Eigentlich müssten unsere Lebensbedingungen dazu führen, dass Männer und Frauen die traditionellen Rollenverteilungen ihrer Eltern immer mehr hinterfragen und neue Ideen entwickeln, wie sie Partnerschaft leben wollen. Dies dürfte insbesondere für Paare gelten, die zumindest teilweise in Richtung einer neuen Partnerschaft sozialisiert worden sind. Dem ist aber nur ansatzweise so. Mit der Geburt des ersten Kindes setzt bei vielen Paaren ein Traditionalisierungsprozess ein[14]. Die Hintergründe sind nachvollziehbar. Zum einen werden aufgrund erhöhter Investitionskosten wirtschaftliche Fragen entscheidend, sodass die Logik des Geldbeutels nun eine viel bedeutsamere Rolle spielt. Zum anderen verspüren viele Frauen verstärkt den Wunsch, mehr Zeit mit dem Nachwuchs und weniger Zeit in der Erwerbsarbeit zu verbringen. Gleichzeitig identifiziert sich ein Großteil der Männer mit der Haupternährerfunktion und versteht sie als Kennzeichen guter Vaterschaft, um der Familie eine möglichst hohe Lebensqualität bieten zu können. Interessanterweise vollzieht sich dieser Traditionalisierungsprozess mehrheitlich im gegenseitigen Einverständnis. Viele Studien – so auch unsere Tarzan-Untersuchung[15] – belegen, dass nicht wenige Frauen die Sicherung des Familieneinkommens als primäre Aufgabe des Partners verstehen und deshalb seine Berufskarriere unterstützen.

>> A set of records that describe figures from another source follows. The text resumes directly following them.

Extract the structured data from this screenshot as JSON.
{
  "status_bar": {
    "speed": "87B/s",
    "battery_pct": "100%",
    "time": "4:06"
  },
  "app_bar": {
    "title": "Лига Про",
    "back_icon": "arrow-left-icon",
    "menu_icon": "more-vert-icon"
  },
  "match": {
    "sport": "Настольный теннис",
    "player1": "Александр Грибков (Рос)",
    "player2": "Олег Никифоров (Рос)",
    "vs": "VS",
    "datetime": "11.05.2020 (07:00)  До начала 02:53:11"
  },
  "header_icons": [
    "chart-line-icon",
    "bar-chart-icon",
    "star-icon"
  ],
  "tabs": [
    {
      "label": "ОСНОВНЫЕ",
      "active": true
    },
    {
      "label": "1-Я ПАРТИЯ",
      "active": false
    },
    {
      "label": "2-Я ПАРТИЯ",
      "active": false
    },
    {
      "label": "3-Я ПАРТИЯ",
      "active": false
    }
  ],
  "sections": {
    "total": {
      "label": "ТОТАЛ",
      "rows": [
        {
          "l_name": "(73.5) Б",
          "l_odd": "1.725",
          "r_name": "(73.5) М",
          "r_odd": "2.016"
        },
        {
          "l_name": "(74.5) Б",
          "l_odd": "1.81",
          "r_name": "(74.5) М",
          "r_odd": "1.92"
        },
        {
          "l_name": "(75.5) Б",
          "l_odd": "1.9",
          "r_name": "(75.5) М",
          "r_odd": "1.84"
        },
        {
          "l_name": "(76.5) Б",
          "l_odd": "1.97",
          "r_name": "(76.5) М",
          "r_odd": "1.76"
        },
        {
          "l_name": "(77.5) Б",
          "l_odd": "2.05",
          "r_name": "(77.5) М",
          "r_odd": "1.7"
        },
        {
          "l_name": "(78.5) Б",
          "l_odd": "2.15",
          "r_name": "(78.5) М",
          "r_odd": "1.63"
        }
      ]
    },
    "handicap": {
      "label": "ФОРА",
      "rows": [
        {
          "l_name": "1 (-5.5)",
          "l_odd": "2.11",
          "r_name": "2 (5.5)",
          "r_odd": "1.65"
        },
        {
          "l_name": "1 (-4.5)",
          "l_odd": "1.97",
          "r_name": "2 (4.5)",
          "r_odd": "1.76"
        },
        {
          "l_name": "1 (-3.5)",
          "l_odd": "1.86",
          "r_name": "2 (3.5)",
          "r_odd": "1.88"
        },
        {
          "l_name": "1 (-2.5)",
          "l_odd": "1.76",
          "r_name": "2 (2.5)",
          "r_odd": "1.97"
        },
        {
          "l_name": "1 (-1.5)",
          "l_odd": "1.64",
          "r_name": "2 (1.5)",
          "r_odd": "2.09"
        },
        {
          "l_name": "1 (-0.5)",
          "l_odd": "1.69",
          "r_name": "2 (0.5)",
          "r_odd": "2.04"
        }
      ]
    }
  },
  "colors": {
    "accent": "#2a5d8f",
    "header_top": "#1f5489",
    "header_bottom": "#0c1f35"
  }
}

Manchmal sagen Frauen explizit, dass sie die Fürsorge für die Kinder als Privileg erleben und sie nicht an jemand anderen oder an eine Institution delegieren wollen. Die Traditionalisierung der Partnerschaft ist für sie kaum ein Problem, weil sie die neue Rollenverteilung als einen selbst gewählten, zeitlich oft begrenzten Lebensabschnitt und nicht als äußeren Zwang verstehen. Und nicht wenige Frauen sind schon in der Schwangerschaft überzeugt, alles besser als andere Paare zu machen, weil die eigene Partnerschaft sowieso glücklicher ist als diejenige der anderen.